Drying harvested kelp in a greenhouse
Image Detail: Shanjana Mahmud and Luke Eddins, “Winter Species,” drying harvested kelp, May 2022

Cyan Meeks and Susan Mayo are collaborating on Flint Hills Counterpoint (Kansas), an initiative in Marion County, KS, that investigates and engages the last vestiges of the tallgrass prairie of rural Marion County, Kansas. The project will be realized through the transformation of a 14-acre plot of land into a native ecosystem; as a documentary film taken from the perspective of the land, flora and fauna that are witness to the reclamation process of its post-natural landscape; and as a countywide community audio tour book project that guides readers into the intersection of the tallgrass prairie and the Flint Hills while experiencing the memories, folklore, and natural history of the area translated through photography, text, filmmaking, sound, and the spoken word.
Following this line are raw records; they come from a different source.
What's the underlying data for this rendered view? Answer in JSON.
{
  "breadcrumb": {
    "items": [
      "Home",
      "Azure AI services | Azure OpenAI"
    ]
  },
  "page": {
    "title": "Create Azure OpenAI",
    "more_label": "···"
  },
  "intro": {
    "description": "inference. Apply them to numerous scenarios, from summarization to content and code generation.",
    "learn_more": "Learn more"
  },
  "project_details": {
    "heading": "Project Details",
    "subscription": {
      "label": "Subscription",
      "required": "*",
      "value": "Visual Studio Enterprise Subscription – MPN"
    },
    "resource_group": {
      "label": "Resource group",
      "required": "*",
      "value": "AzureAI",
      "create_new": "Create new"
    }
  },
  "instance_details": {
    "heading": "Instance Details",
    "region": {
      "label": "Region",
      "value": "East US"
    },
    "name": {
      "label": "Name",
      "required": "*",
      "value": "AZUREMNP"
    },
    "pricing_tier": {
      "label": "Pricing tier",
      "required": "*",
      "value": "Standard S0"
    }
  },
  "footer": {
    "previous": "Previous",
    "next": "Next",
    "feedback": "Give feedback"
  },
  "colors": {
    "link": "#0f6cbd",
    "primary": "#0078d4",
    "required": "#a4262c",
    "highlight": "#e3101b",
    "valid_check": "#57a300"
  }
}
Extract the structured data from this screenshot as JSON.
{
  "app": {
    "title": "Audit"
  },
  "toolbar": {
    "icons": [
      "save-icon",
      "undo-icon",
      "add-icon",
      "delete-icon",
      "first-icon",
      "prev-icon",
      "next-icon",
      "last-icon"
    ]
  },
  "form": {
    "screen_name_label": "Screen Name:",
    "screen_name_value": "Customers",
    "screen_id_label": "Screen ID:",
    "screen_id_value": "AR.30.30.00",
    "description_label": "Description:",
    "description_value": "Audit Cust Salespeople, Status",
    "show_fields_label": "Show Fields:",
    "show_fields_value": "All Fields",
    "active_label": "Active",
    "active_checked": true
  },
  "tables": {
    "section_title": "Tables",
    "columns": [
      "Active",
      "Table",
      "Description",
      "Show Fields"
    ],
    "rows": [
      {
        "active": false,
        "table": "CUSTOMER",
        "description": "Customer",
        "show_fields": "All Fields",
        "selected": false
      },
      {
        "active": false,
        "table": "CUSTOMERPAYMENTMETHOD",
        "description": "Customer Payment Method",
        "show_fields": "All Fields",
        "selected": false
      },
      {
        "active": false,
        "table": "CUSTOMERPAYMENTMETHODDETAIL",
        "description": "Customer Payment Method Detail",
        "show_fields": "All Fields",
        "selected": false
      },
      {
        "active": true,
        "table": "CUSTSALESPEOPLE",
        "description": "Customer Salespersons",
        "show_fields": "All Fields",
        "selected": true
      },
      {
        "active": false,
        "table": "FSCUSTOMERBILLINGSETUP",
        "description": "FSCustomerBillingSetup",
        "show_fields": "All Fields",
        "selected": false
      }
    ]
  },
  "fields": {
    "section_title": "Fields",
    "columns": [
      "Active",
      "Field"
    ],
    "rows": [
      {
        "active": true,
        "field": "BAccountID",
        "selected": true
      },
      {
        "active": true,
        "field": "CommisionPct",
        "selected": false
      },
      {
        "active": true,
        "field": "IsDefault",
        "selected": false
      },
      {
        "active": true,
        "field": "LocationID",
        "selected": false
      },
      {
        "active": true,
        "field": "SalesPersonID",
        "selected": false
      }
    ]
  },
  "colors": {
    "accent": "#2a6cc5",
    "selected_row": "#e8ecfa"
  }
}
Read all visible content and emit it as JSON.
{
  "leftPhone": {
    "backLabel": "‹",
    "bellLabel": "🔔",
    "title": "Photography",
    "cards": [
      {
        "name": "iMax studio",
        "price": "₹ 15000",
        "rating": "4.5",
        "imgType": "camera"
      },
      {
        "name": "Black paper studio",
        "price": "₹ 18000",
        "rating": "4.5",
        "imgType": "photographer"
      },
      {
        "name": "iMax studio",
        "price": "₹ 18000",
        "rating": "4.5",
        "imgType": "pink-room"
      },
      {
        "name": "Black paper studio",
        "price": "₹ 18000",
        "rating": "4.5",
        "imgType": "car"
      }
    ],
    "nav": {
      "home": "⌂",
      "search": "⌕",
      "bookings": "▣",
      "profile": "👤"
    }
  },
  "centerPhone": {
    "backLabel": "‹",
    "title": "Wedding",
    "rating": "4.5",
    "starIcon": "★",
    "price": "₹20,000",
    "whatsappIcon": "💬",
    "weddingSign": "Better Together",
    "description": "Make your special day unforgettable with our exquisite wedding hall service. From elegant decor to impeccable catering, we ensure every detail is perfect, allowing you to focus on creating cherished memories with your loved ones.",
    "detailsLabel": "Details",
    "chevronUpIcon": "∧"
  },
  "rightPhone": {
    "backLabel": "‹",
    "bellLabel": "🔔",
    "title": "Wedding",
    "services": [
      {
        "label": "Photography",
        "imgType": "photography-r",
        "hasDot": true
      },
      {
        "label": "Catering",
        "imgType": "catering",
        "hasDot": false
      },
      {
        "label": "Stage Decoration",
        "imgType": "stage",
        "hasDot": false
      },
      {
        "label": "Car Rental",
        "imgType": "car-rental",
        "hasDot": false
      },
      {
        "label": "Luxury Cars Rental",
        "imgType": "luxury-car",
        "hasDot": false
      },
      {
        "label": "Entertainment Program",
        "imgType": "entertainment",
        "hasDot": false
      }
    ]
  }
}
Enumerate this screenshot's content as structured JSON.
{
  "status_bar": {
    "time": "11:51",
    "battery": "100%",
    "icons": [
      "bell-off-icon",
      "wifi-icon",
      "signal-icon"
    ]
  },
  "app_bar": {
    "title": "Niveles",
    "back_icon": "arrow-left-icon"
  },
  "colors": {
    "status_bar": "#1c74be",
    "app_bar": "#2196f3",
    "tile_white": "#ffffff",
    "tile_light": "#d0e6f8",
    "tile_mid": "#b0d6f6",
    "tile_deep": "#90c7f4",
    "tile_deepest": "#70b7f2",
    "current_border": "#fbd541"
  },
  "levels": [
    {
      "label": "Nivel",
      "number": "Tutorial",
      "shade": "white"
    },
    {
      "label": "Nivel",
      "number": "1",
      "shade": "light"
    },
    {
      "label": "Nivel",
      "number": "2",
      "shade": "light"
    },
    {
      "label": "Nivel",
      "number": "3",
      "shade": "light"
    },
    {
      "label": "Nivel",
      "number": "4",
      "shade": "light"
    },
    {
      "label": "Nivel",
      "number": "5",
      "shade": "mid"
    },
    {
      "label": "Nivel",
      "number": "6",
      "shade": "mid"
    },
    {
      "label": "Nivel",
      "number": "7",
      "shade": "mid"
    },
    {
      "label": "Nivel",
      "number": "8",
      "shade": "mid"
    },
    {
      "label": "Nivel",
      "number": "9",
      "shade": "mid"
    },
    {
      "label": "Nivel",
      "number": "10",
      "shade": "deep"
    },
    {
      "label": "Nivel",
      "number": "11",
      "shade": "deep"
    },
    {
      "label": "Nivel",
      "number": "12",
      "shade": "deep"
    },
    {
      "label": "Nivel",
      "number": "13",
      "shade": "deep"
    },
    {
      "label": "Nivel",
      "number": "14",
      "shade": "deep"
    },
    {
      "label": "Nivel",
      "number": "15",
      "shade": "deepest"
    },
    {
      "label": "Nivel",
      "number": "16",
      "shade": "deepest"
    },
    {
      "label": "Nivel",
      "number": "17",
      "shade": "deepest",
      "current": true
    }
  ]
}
Jan Mun’s The Fairy Rings (New York) are social sculptures that activate the use of mycoremediation and art to incite the imagination of historically contaminated communities. The Fairy Rings take their form as a creative cleanup and community partnership to develop and innovate bioremediation practices for residents in Greenpoint, Brooklyn, and elsewhere. The work is influenced by Suzanne Simard’s groundbreaking research on tree communication and resource sharing via fungi.

Júlia Pontés’s Env-IRON-ment (New York) is a documentary photography, video, and sound project that investigates American locations that lived the iron industry dream, its bonanzas, and railroads, discovering ghost towns, unincorporated areas, nature taking over, and places struggling to survive. Pontés is originally from the Iron Quadrangle in Brazil; her daughter, a first-generation American, was born in New York, NY where the Iron Triangle is the end destination of cars that serve no purpose other than scrap.

Mary Swander, the former Poet Laureate of Iowa, is writing a play called The Squatters (Iowa), about white European settlement on Native American land in the United States. The play will explore the ecological system of agriculture that was in place in the Americas before the invasion of the Europeans. Swander is working with the Meskwaki Settlement to highlight their struggle to maintain their culture against a backdrop of colonialism and the peaceful relationship they had with the Amana Colonies—a positive example of co-operative and ecological living.

Ixchel Tonāntzin Xōchitlzihuatl’s Borders Like Water (Texas) is a community-based movie about indigenous women from all over the continent of the Americas meeting in the spirit realm to rebalance gender inequities and stewardship of the madre tierra (mother earth) disrupted by the harms of colonial nationstates, patriarchy, and ecocide. The video will feature traditional songs and dances specific to the land of participating tribes and will work as a catalyst to ignite global shifts in awareness and action.

an indigenous man in black and white is overlayed with a bright orange drawing that looks like a topographical torso of a female
Image Detail: Ixchel Tonāntzin Xōchitlzihuatl, Opening Meditation, “Borders Like Water,” 2020, video, 3 minutes

“With this grant, Anonymous Was A Woman is expanding our impact to fund work that addresses the climate crisis. The enormous response received is proof that artists are eager to  confront the practical and existential crises of our current moment creatively, and that this kind of work deserves much more attention and resources. We are honored to support these fourteen thought-provoking projects and to witness the action that they might inspire,” said Susan Unterberg, founder of Anonymous Was A Woman.

Since 1996, AWAW has dedicated $250,000 each year to unrestricted grants of $25,000 to 10 artists, honoring women-identifying artists over the age of 40. The $250,000 awarded through the AWAW EAG matches AWAW’s annual grant. 

“NYFA received more than 900 applications for this program, underscoring that the environment is at the forefront of many artists’ minds and that there is impactful work being done by women-identifying artists to spur thought and action in their communities and beyond,” said Michael Royce, Executive Director, NYFA. “We hope that a lot of momentum will be generated through the projects that were recognized with environmental arts grants, and we thank Anonymous Was A Woman for their support in giving artists the opportunity to be engaged in the collective work of environmental protection and change,” he added.